Deaver’s strategy doesn’t involve going after Microsoft immediately, however, but going after smaller partners and building up a war chest from the proceeds garnered by those infringement cases.

“Really, it seems to come down to this: anyone using my work or ideas without compensation is fair game,” he said. “I am not comfortable with that approach, but that is both the letter and intent of applicable law. This naive belief that some day Bill Gates is going to walk up to my door and say, ‘oops, I accidentally stole your product ideas along with your product name and I want to make it right,’ ain’t gonna happen.”

Smith said Deaver might be better off taking a settlement, if one is offered.

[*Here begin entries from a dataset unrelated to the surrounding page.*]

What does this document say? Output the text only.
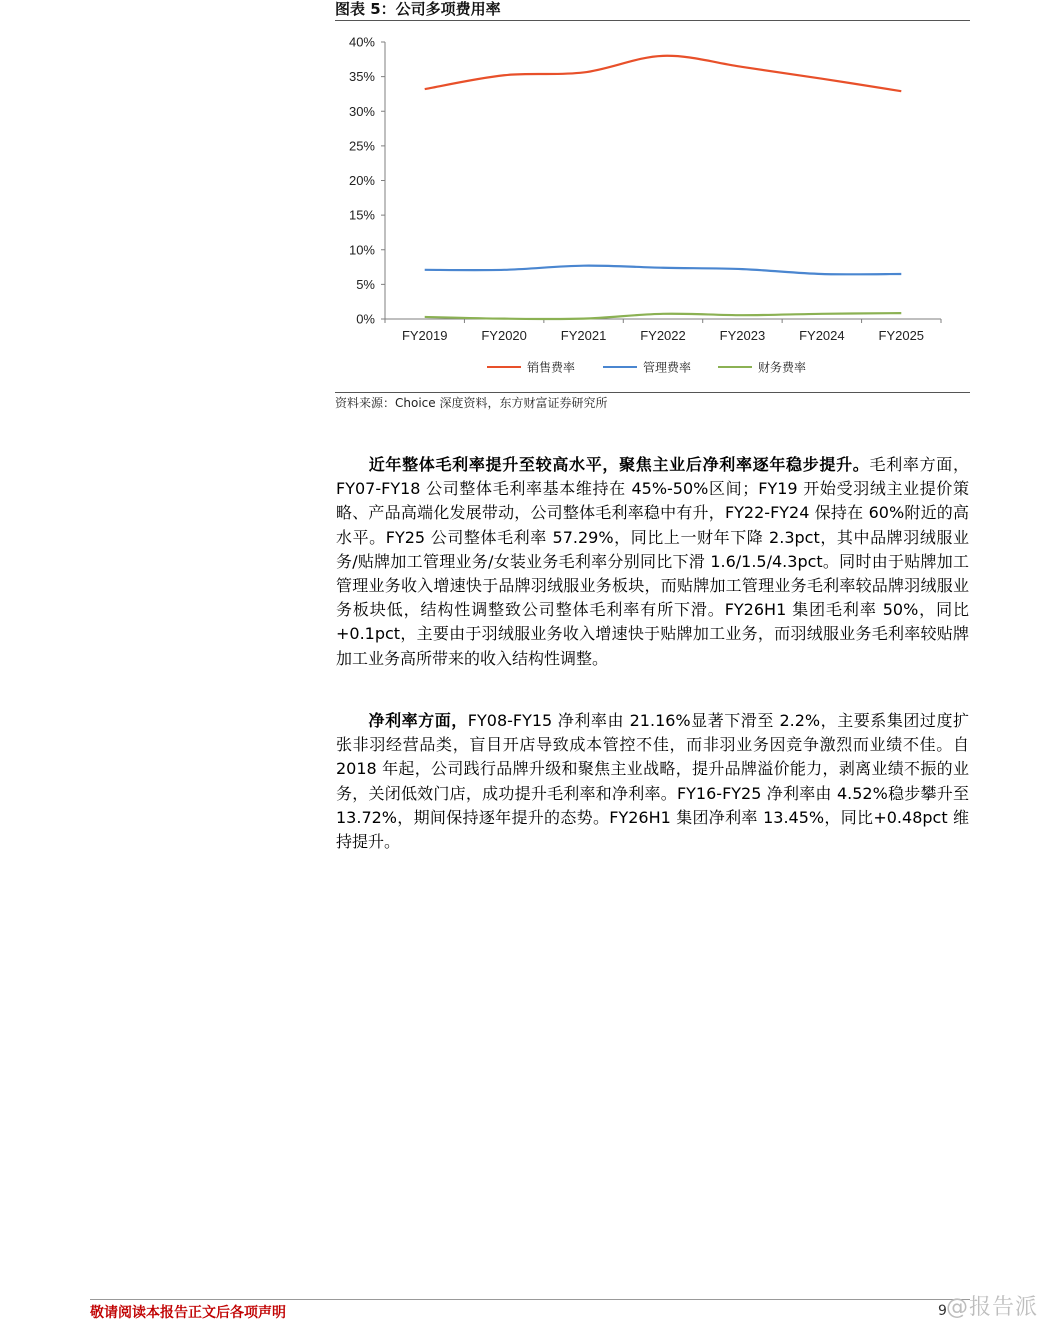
图表 5：公司多项费用率
0%
5%
10%
15%
20%
25%
30%
35%
40%
FY2019	FY2020	FY2021	FY2022	FY2023	FY2024	FY2025
销售费率	管理费率	财务费率
资料来源：Choice 深度资料，东方财富证券研究所
近年整体毛利率提升至较高水平，聚焦主业后净利率逐年稳步提升。毛利率方面，FY07-FY18 公司整体毛利率基本维持在 45%-50%区间；FY19 开始受羽绒主业提价策略、产品高端化发展带动，公司整体毛利率稳中有升，FY22-FY24 保持在 60%附近的高水平。FY25 公司整体毛利率 57.29%，同比上一财年下降 2.3pct，其中品牌羽绒服业务/贴牌加工管理业务/女装业务毛利率分别同比下滑 1.6/1.5/4.3pct。同时由于贴牌加工管理业务收入增速快于品牌羽绒服业务板块，而贴牌加工管理业务毛利率较品牌羽绒服业务板块低，结构性调整致公司整体毛利率有所下滑。FY26H1 集团毛利率 50%，同比+0.1pct，主要由于羽绒服业务收入增速快于贴牌加工业务，而羽绒服业务毛利率较贴牌加工业务高所带来的收入结构性调整。
净利率方面，FY08-FY15 净利率由 21.16%显著下滑至 2.2%，主要系集团过度扩张非羽经营品类，盲目开店导致成本管控不佳，而非羽业务因竞争激烈而业绩不佳。自 2018 年起，公司践行品牌升级和聚焦主业战略，提升品牌溢价能力，剥离业绩不振的业务，关闭低效门店，成功提升毛利率和净利率。FY16-FY25 净利率由 4.52%稳步攀升至 13.72%，期间保持逐年提升的态势。FY26H1 集团净利率 13.45%，同比+0.48pct 维持提升。
敬请阅读本报告正文后各项声明	9 @报告派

Trying to predict an outcome if the case goes to a jury — without seeing the patent claims and Microsoft’s product — makes it hard to determine, though it would be an extremely tough case for Deaver to win regardless of the claim’s strength.

“Given Microsoft’s tremendous resources and history of defending its position vigorously, Mr. Deaver is better off if he can strike some kind of commercially reasonable deal with Microsoft, rather than risking the expense and uncertainty of a trial where he may come away with nothing,” he said.

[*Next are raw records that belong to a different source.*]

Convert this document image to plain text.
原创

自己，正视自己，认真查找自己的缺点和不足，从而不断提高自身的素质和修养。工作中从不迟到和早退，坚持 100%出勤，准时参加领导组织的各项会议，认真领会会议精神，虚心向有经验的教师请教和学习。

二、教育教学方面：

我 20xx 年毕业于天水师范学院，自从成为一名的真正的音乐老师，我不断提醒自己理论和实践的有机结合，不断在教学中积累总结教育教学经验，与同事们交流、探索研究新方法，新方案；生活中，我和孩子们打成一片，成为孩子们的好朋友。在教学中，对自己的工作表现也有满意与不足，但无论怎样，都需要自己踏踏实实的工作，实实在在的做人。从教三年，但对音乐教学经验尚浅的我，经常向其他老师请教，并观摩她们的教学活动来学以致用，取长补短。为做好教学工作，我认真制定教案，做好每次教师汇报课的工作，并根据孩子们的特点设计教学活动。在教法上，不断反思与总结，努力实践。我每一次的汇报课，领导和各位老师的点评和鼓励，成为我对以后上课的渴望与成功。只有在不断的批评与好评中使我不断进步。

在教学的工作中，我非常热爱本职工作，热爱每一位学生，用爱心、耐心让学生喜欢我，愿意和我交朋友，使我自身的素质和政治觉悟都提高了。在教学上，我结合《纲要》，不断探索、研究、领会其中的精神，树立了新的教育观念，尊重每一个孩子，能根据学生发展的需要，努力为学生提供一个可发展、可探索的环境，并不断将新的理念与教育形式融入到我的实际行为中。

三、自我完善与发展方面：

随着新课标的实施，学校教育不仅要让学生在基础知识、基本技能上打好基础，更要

Until that time comes, Deaver will continue to market his software. Right now, he’s in China working with business and government leaders to distribute his core e-mail sender identification and verification specification — always intended for open source distribution under a GNU-style license, he said — on Linux operating systems in the country, then selling his proprietary applications at cost.

“This was my ultimate resolution to solving the dilemma I faced stuck in a cage with the 800-pound gorilla named Microsoft — I am making nice with a much bigger gorilla!” he said.